CHAPITRE XIV

Ainsi qu’en nos forêts le souffle de l’automne
Aux arbres dépouillés fait perdre leur couronne,
De même les projets, les désirs d’un mortel
Sont confondus, changés, détruits, au gré du ciel.

Anonyme.

Nous avons laissé Caleb Balderston ivre de joie en voyant le succès des ruses qu’il avait imaginées pour sauver l’honneur de la famille de Ravenswood. Lorsqu’il eut posé sur le buffet les mets divers et qu’il en eut réglé la symétrie, il resta un instant comme en extase devant le repas le plus somptueux qu’il eût servi à Wolfcrag depuis les funérailles du feu lord.

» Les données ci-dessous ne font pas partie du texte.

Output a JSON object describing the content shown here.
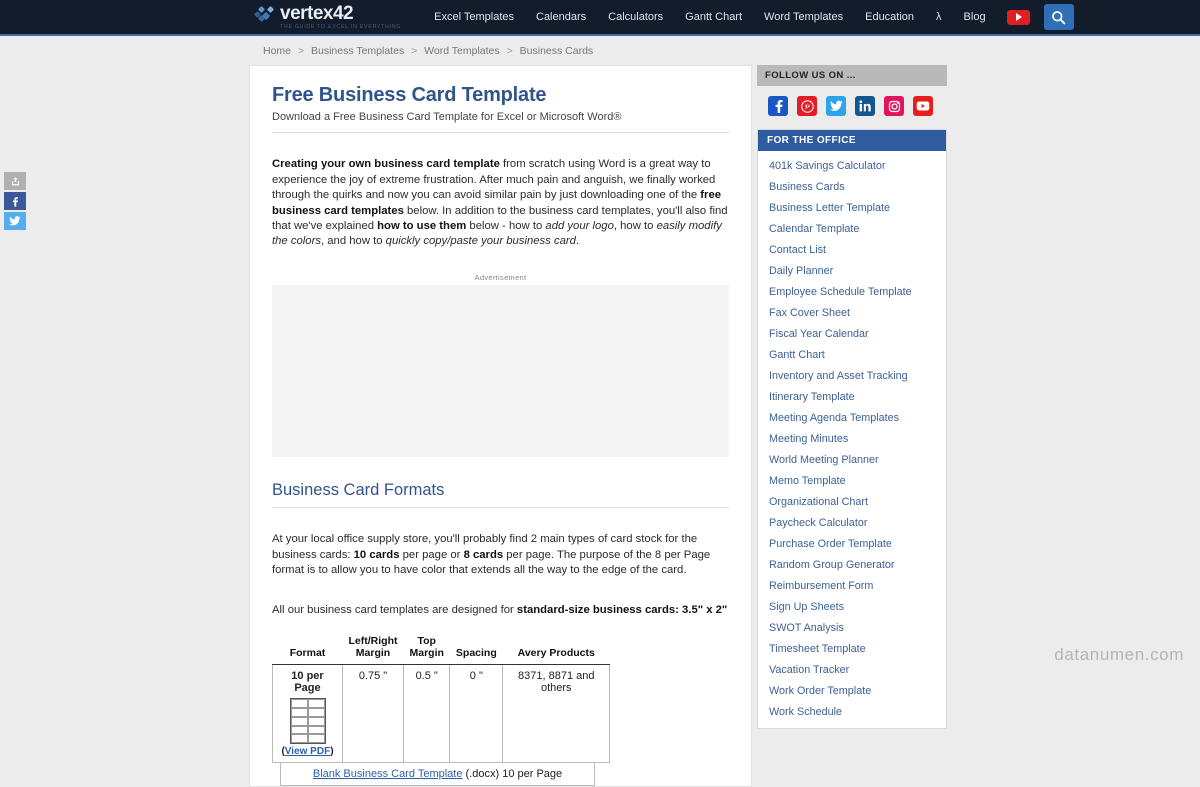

Le cœur du sommelier battait d’orgueil tandis qu’il décorait la table de chêne d’une nappe bien blanche, et qu’il y étalait l’oie, les deux canards et les autres provisions, en jetant de temps en temps un regard sur son maître et sur ses hôtes comme pour leur reprocher leur incrédulité ; et pendant la soirée Lockard fut régalé de maintes et maintes histoires, plus ou moins vraies, sur l’ancienne grandeur des barons de Wolfcrag, et sur l’autorité qu’ils exerçaient sur tous les environs.

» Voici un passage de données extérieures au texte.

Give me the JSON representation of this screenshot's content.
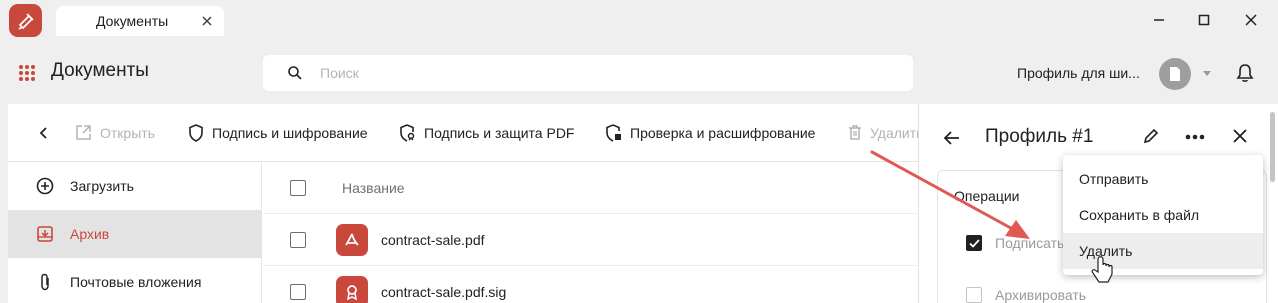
{
  "window": {
    "tab_title": "Документы",
    "controls": [
      "minimize-icon",
      "maximize-icon",
      "close-icon"
    ]
  },
  "header": {
    "app_title": "Документы",
    "search_placeholder": "Поиск",
    "search_value": "",
    "profile_name": "Профиль для ши..."
  },
  "toolbar": {
    "back_icon": "chevron-left-icon",
    "items": [
      {
        "label": "Открыть",
        "icon": "open-external-icon",
        "disabled": true
      },
      {
        "label": "Подпись и шифрование",
        "icon": "shield-icon",
        "disabled": false
      },
      {
        "label": "Подпись и защита PDF",
        "icon": "pdf-sign-icon",
        "disabled": false
      },
      {
        "label": "Проверка и расшифрование",
        "icon": "shield-check-icon",
        "disabled": false
      },
      {
        "label": "Удалить",
        "icon": "trash-icon",
        "disabled": true
      }
    ]
  },
  "sidebar": {
    "items": [
      {
        "label": "Загрузить",
        "icon": "plus-circle-icon",
        "active": false
      },
      {
        "label": "Архив",
        "icon": "archive-icon",
        "active": true
      },
      {
        "label": "Почтовые вложения",
        "icon": "paperclip-icon",
        "active": false
      }
    ]
  },
  "files": {
    "column_name": "Название",
    "rows": [
      {
        "name": "contract-sale.pdf",
        "icon": "pdf-icon",
        "checked": false
      },
      {
        "name": "contract-sale.pdf.sig",
        "icon": "signature-icon",
        "checked": false
      }
    ]
  },
  "panel": {
    "title": "Профиль #1",
    "operations_title": "Операции",
    "operations": [
      {
        "label": "Подписать",
        "checked": true
      },
      {
        "label": "Архивировать",
        "checked": false
      }
    ]
  },
  "menu": {
    "items": [
      "Отправить",
      "Сохранить в файл",
      "Удалить"
    ],
    "hovered_index": 2
  },
  "colors": {
    "accent": "#c8493c",
    "background": "#efefef",
    "surface": "#ffffff",
    "annotation_arrow": "#e05a55"
  }
}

– Un vassal regardait à peine un veau ou un mouton comme à lui, monsieur Lockard, avant d’avoir demandé d’abord si c’était le plaisir du Maître de Ravenswood de l’accepter ; il était obligé d’obtenir le consentement du seigneur avant de se marier, et l’on raconte mille anecdotes plaisantes sur ce droit ainsi que sur d’autres. Hélas ! ce bon vieux temps n’est plus, ajouta Caleb en soupirant ; mais quoique l’autorité ne jouisse plus de tous ses droits, encore est-il vrai, monsieur Lockard, et vous avez pu vous-même le remarquer jusqu’à un certain point, encore est-il vrai que nous autres membres de la famille de Ravenswood, nous faisons tous nos efforts pour maintenir ces relations convenables qui doivent exister entre un supérieur et ses vassaux, et qui sont en danger de se relâcher de plus en plus, grâce à la licence générale qui règne malheureusement aujourd’hui.

– Mais dites-moi, je vous prie, monsieur Balderston, les habitants du village qui est la dépendance de la tour sont-ils généralement assez traitables ? car je dois avouer qu’au château de Ravenswood, qui appartient aujourd’hui à mon maître le lord garde des sceaux, vous n’avez pas laissé derrière vous les vassaux les plus complaisants et les plus dociles.

– Ah ! monsieur Lockard, considérez que ces domaines ont changé de mains, et l’ancien seigneur pouvait tout attendre d’eux, tandis que le nouveau venu n’en peut rien tirer. Ils ont toujours été inquiets et turbulents, ces vassaux de Ravenswood, il n’est point facile de les conduire lorsqu’ils n’aiment point leur maître, et si une fois ils prennent le mors aux dents, du diantre si personne vient jamais à bout de les arrêter.

– Ma foi, s’il en est ainsi, reprit Lockard, je crois que ce qu’il y aurait de mieux à faire pour nous tous, ce serait de bâcler un mariage entre le jeune laird de Ravenswood et notre jeune et jolie maîtresse. Sir William pourrait coudre à la robe de la mariée votre ancienne baronnie, et il saurait bientôt s’en procurer quelque autre de manière ou d’autre, habile et savant comme il est.

Caleb secoua la tête. – Je souhaite, dit-il, que tout cela ne tourne pas à mal. Il y a sur cette famille d’anciennes prophéties… À Dieu ne plaise que je les voie s’accomplir à la fin d’une vie qui n’a déjà vu arriver que trop de malheurs !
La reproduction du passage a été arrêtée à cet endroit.